India’s HDFC Bank sees margins drop, bad loans rise post $40 billion merger

MUMBAI (Reuters) -India’s HDFC Bank reported a sharp sequential drop in its lending margin and an increase in bad loans for the second quarter as it reported results as a single company for the first time since merging with parent Housing Development Finance Corp (HDFC).

HDFC Bank merged with HDFC on July 1 in a $40 billion deal to better tap rising demand for credit.

Net interest margin at India’s largest private lender fell to 3.4% on all assets and 3.6% on interest-earning ones. Net interest margin (NIM) came in at 4.1% in the June quarter.

Organically, the merger of two entities would have translated into margins of 3.6%-3.7%, but additional liquidity held ahead of the merger resulted in a hit of 30-35 basis points, the bank’s chief financial officer Srinivasan Vaidyanathan said in a conference call with media.

Vaidyanathan did not say what margins would be in the next few quarters.

Net profit, not including its subsidiaries, stood at 159.76 billion rupees ($1.92 billion) for the quarter ended September. The numbers are not comparable to a year ago, when the lender and parent HDFC operated as separate firms.

Net interest income, or core lending income, stood at 273.85 billion rupees.

The bank’s gross non-performing assets (NPA) ratio rose to 1.34%, which included the impact of 45-50 billion rupees in loans restructured from the HDFC loan book. These restructured loans were categorised as non-performing as per current regulations, Vaidyanathan said.

The bank’s gross NPA ratio was 1.17% in the fiscal first quarter prior to the merger.

The gross NPA ratio was lower than the 1.41% for the combined entity on a pro forma basis at the end of the June quarter, the bank said.
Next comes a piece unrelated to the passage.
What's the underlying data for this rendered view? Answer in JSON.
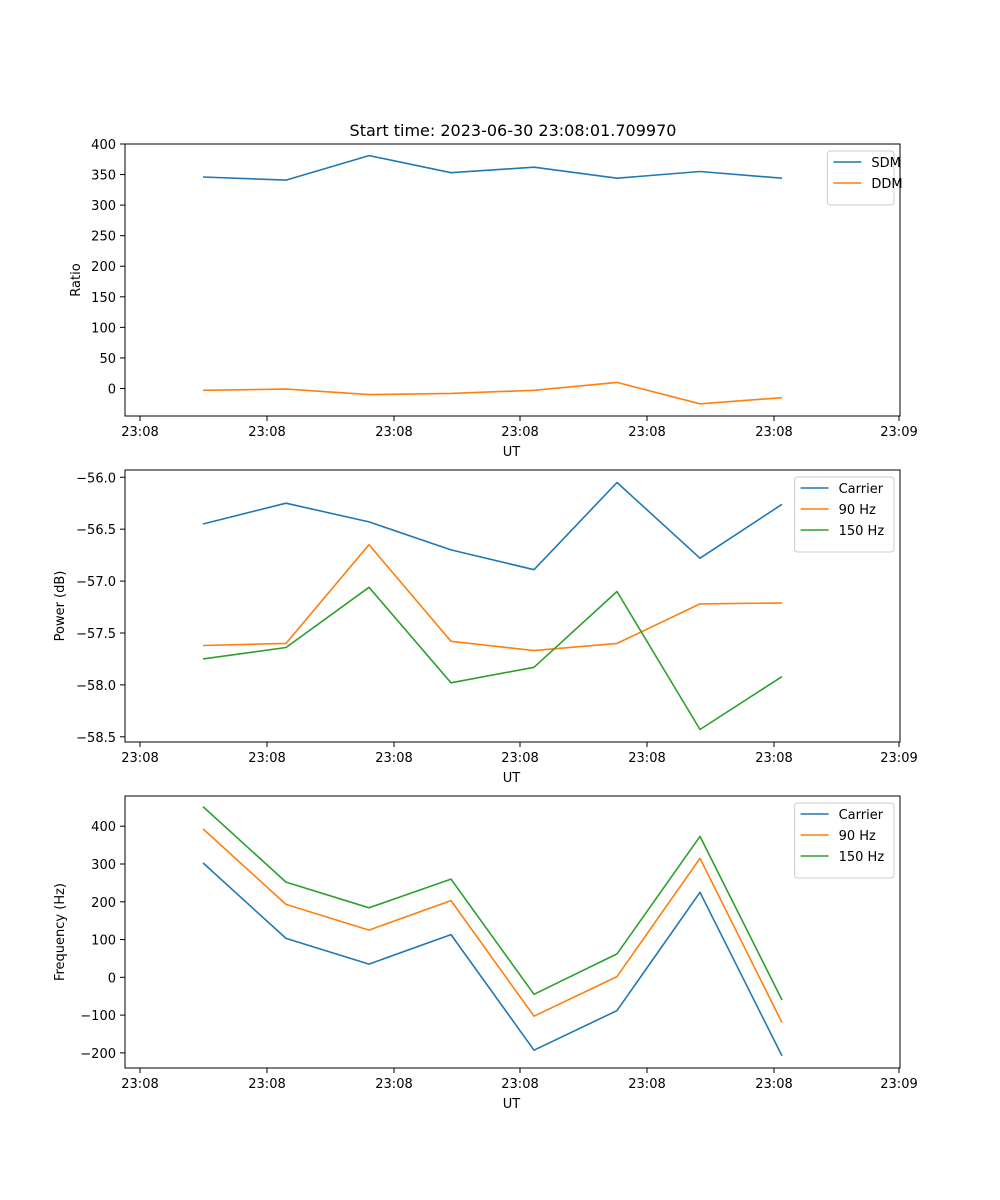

The bank has provided adequately for stressed loans and net bad loans, after provisions, rose 5 basis points to 0.35%.

Gross loans were at 23.55 trillion rupees, up 4.9% from the previous quarter on a like-to-like basis, the lender said. Post the merger, retail loans form 55% of the loan book.

However, the credit environment in the country is “benign” and the bank will continue to grow at a pace higher than the broader industry, Vaidyanathan said.

Deposits aggregated to about 21.73 trillion rupees at the end of September, a 5.3% increase from June end on a comparable basis.